Ramana Maharshi
Ramana (* 30.12.1879 Tiruchuli; † 14.04.1950 Tiruvannamalai, Tamil Nadu) lived all his life in South India, mostly staying around the ancient temple town of Tiruvannamalai at the foot of Arunachala, a sacred mountain symbolizing Shiva. In Who Am I? – The Teachings of Bhagavan Sri Ramana Maharshi we are introduced to Ramana’s style of Advaita (non-dual) teachings:
As all living beings desire to be happy always, without misery, as in the case of everyone there is observed supreme love for one’s self, and as happiness alone is the cause for love, in order to gain that happiness which is one’s nature and which is experienced in the state of deep sleep where there is no mind, one should know one’s Self. For that, the path of knowledge, the enquiry of the form ‘Who am I?’, is the principal means.
Question: What is the path of inquiry for understanding the nature of the mind?
That which rises as ‘I’ in this body is the mind. If one inquires as to where in the body the thought ‘I’ rises first, one would discover that it rises in the heart. That is the place of the mind’s origin. Even if one thinks constantly ‘I’ ‘I’, one will be led to that place. Of all the thoughts that arise in the mind, the ‘I’ thought is the first. It is only after the rise of this that the other thoughts arise. It is after the appearance of the first personal pronoun that the second and third personal pronouns appear; without the first personal pronoun there will not be the second and third.
Ramana Maharshi is often – like Shankara – criticized for discarding the world as illusory and unimportant. Ramana explained in a dialogue with a devotee that this is a common misunderstanding:
Question: Is Bhagavan’s teaching the same as Shankara’s?

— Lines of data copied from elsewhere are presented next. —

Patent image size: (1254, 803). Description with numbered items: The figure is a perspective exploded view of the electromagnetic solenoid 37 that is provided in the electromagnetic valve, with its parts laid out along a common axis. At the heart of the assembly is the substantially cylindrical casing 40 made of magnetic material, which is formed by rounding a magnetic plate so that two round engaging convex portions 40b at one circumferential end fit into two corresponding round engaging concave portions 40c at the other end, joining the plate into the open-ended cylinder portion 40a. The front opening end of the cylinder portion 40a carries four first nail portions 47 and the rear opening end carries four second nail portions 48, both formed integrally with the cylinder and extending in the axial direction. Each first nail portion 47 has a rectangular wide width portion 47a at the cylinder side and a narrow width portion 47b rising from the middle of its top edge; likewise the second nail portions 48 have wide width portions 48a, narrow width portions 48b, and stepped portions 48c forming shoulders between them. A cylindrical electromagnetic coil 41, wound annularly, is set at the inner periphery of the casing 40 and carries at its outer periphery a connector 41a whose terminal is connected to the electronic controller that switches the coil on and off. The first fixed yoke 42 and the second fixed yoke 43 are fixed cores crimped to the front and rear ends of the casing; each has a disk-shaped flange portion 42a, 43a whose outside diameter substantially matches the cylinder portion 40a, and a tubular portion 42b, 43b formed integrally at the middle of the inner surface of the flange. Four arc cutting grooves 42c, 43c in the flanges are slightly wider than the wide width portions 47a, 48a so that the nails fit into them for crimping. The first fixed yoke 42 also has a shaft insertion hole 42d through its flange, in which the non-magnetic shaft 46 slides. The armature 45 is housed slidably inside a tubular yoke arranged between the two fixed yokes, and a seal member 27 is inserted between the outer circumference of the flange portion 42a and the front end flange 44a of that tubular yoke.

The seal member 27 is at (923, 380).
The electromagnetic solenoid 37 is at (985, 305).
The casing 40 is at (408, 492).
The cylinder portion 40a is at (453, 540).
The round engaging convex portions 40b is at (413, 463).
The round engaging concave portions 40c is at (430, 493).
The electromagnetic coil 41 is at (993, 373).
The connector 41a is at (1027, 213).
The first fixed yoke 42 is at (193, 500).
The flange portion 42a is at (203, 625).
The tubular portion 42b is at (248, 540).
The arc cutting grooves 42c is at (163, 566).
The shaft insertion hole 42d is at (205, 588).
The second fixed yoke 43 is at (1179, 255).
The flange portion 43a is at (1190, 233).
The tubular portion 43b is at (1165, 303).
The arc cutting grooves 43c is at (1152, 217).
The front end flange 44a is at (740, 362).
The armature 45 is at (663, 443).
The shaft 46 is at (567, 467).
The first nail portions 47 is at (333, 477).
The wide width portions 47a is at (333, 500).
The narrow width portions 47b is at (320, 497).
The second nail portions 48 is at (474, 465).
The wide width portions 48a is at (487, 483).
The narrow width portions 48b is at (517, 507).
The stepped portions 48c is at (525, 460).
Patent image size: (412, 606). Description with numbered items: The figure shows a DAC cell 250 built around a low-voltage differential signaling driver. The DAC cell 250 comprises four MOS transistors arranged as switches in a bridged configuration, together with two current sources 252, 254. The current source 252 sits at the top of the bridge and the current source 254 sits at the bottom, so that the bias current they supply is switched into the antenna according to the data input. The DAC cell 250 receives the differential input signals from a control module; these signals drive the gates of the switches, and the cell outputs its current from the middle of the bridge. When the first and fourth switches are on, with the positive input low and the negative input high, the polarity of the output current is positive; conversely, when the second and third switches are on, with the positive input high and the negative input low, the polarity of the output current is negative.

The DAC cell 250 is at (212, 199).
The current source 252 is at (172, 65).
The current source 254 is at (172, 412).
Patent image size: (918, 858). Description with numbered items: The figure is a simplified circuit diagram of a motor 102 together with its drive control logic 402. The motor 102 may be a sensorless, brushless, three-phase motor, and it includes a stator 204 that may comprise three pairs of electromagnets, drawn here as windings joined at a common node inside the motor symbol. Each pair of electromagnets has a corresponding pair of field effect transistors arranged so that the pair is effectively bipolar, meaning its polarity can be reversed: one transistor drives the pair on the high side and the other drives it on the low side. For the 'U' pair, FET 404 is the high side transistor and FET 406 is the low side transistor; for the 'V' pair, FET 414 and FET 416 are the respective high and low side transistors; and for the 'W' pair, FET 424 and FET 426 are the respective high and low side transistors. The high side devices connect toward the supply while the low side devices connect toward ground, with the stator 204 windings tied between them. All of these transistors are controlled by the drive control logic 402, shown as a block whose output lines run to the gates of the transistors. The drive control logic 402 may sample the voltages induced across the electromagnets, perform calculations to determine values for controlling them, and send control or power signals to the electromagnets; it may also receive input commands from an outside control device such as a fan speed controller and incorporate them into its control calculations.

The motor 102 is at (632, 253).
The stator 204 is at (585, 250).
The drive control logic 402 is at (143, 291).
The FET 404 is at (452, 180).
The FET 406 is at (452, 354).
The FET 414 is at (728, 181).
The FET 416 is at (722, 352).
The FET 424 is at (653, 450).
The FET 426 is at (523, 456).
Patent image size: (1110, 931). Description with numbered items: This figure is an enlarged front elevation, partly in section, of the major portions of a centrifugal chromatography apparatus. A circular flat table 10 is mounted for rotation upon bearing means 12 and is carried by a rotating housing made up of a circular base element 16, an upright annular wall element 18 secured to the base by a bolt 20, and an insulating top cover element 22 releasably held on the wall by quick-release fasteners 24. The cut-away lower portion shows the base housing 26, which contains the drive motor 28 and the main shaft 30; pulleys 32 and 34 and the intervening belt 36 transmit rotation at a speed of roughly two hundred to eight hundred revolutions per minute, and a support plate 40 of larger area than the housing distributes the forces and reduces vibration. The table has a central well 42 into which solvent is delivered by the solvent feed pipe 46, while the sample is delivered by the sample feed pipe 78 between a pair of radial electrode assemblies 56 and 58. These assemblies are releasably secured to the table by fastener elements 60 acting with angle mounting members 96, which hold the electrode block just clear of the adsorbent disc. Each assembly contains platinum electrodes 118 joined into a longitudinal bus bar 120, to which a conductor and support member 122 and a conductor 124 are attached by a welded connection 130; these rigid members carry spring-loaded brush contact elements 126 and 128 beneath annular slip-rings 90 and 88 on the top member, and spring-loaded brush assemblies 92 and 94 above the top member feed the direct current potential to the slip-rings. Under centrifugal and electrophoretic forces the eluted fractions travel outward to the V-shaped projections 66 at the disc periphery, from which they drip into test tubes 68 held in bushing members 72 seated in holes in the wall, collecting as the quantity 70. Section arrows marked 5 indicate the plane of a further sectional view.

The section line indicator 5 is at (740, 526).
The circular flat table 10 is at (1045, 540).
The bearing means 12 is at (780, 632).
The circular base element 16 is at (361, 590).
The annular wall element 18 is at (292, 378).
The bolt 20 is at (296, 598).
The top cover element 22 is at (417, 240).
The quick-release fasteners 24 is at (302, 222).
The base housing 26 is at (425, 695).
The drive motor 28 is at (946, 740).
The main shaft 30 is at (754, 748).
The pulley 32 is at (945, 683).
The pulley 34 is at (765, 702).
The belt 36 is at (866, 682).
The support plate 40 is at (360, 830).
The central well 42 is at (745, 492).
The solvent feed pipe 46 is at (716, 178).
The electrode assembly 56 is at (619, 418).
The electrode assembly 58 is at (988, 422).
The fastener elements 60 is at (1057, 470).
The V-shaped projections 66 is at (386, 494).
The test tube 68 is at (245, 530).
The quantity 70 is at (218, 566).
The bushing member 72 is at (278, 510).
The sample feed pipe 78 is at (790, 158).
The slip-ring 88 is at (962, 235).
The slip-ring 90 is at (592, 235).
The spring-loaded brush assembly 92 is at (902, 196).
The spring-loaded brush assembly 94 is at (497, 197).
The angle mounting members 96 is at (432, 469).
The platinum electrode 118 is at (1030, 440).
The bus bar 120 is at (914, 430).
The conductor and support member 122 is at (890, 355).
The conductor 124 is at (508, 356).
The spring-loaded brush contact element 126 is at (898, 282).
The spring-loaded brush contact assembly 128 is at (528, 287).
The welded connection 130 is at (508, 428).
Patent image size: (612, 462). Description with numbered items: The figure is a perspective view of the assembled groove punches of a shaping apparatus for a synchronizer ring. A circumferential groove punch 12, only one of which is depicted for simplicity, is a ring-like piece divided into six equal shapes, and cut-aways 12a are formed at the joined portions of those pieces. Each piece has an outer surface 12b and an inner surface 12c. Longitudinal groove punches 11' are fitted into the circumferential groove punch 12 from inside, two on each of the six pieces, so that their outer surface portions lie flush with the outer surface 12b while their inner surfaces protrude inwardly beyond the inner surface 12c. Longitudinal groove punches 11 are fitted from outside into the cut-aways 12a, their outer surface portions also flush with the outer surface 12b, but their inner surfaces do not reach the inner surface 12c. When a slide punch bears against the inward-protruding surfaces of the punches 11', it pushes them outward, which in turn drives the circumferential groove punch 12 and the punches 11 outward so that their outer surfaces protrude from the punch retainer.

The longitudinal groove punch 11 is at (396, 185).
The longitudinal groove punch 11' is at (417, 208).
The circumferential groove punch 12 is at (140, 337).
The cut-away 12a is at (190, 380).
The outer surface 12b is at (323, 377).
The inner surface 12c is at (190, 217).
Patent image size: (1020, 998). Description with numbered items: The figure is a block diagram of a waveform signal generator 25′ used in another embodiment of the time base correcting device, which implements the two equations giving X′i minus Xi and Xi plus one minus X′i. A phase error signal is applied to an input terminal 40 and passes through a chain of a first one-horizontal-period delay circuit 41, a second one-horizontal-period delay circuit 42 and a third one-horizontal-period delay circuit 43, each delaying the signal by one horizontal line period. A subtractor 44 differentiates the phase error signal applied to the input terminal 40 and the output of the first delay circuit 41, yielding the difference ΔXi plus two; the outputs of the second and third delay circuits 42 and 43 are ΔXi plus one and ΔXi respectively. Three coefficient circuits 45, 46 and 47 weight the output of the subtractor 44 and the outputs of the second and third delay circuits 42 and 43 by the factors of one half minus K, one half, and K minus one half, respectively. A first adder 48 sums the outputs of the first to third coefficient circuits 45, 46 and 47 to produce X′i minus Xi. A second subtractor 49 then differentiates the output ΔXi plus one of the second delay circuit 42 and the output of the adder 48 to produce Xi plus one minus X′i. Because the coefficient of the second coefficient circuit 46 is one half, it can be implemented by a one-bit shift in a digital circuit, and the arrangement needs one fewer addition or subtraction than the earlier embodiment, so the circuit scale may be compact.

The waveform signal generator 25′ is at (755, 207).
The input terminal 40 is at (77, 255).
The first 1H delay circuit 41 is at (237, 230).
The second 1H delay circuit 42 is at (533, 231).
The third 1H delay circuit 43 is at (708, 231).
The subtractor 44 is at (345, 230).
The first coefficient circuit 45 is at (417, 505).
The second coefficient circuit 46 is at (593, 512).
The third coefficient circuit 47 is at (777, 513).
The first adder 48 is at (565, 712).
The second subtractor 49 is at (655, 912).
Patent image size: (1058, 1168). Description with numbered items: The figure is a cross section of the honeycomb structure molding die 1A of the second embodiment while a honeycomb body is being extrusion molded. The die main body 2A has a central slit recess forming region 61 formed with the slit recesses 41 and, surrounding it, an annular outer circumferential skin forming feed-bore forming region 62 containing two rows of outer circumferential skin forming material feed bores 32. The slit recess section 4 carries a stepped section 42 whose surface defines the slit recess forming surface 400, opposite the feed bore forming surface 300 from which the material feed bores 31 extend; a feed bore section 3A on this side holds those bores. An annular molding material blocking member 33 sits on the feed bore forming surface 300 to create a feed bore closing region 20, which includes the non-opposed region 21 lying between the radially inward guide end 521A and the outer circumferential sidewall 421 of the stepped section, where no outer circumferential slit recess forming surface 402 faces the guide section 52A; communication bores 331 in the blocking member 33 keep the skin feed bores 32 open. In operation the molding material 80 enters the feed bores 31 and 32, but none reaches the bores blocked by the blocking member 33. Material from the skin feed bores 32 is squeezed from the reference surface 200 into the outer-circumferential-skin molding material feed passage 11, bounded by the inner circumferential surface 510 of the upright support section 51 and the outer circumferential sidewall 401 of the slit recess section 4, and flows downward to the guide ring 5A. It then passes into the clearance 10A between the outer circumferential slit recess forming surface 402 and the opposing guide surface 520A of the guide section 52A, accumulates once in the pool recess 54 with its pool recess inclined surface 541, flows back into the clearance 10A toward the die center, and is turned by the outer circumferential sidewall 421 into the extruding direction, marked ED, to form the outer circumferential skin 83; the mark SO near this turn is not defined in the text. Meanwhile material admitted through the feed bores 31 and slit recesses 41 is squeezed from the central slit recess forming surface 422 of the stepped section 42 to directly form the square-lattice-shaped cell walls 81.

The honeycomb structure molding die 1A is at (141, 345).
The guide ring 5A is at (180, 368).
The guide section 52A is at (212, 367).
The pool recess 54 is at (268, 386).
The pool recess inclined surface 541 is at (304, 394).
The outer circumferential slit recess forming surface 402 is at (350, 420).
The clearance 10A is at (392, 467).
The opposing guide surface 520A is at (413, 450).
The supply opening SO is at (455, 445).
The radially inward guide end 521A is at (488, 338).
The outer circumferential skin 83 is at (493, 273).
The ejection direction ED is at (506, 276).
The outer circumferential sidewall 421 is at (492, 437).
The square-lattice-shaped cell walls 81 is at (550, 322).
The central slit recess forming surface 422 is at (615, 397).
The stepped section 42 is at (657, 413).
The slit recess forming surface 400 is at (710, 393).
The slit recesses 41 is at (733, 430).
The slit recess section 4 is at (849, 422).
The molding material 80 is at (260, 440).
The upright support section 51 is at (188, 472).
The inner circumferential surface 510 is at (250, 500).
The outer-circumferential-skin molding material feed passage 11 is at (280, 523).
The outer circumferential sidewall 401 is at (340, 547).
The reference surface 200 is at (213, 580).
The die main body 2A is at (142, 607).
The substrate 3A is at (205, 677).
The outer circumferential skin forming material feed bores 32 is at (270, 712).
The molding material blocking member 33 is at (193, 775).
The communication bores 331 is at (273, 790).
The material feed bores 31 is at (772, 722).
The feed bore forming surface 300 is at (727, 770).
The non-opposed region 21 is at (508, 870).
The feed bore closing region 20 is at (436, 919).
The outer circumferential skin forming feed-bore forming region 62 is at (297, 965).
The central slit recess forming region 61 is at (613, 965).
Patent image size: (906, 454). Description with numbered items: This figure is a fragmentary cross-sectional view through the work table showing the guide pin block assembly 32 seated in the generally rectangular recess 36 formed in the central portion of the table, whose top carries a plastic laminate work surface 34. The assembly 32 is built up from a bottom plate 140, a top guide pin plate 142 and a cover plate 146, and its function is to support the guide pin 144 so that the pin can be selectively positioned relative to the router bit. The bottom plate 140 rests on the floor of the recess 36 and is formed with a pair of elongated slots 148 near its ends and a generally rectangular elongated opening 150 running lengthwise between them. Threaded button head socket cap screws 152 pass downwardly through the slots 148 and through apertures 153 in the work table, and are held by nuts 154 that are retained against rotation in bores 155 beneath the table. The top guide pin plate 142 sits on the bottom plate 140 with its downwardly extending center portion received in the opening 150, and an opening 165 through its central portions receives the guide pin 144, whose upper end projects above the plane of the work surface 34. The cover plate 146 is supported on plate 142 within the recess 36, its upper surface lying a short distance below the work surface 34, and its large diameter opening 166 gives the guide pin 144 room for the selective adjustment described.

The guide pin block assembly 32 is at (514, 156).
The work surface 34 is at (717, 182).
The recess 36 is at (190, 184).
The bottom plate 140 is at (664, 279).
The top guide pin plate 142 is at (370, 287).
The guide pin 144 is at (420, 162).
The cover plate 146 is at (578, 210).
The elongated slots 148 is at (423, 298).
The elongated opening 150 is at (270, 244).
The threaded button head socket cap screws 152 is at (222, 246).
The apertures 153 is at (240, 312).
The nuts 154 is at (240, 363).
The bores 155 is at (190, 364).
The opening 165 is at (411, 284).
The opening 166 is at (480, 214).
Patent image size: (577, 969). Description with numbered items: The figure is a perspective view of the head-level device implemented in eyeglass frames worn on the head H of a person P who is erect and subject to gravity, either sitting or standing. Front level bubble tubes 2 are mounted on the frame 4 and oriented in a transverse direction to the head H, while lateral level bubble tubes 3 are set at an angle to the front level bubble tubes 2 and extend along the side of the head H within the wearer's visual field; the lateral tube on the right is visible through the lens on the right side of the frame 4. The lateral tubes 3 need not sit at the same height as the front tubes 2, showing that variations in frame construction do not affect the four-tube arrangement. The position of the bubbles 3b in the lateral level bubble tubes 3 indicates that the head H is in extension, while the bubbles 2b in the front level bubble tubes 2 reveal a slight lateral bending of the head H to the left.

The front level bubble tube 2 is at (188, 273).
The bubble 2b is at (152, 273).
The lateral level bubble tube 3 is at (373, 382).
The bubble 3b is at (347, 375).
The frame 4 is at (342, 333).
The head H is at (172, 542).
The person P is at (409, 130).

Ramana (talking about himself as Bhagavan): Bhagavan’s teaching is an expression of his own experience and realization. Others find that it tallies with Sri Shankara’s.
Q: When the Upanishads say that all is Brahman, how can we agree with Shankara that this world is illusory?
R: Shankara also said that this world is Brahman or the Self. What he objected to is one’s imagining that the Self is limited by the names and forms that constitute the world. He only said that the world has no reality apart from Brahman. Brahman or the Self is like a cinema screen and the world like the pictures on it. You can see the picture only so long as there is a screen. But when the observer himself becomes the screen only the Self remains. Shankara has been criticized for his philosophy of Maya (illusion) without understanding his meaning. He made three statements: that Brahman is real, that the universe is unreal, and that Brahman is the Universe. He did not stop with the second. The third statement explains the first two; it signifies that when the Universe is perceived apart from Brahman, that perception is false and illusory. What it amounts to is that phenomena are real when experienced as the Self and illusory when seen apart from the Self. The Self alone exists and is real. The world, the individual and God are, like the illusory appearance of silver in the mother-of-pearl, imaginary creations in the Self. They appear and disappear simultaneously. Actually, the Self alone is the world, the ‘I’ and God. All that exists is only a manifestation of the Supreme.
Q: What is reality?
B.: Reality must always be real. It has no names or forms but is what underlies them. It underlies all limitations, being itself limitless. It is not bound in any way. It underlies unrealities, being itself Real. It is that which is. It is as it is. It transcends speech and is beyond description such as being or non-being.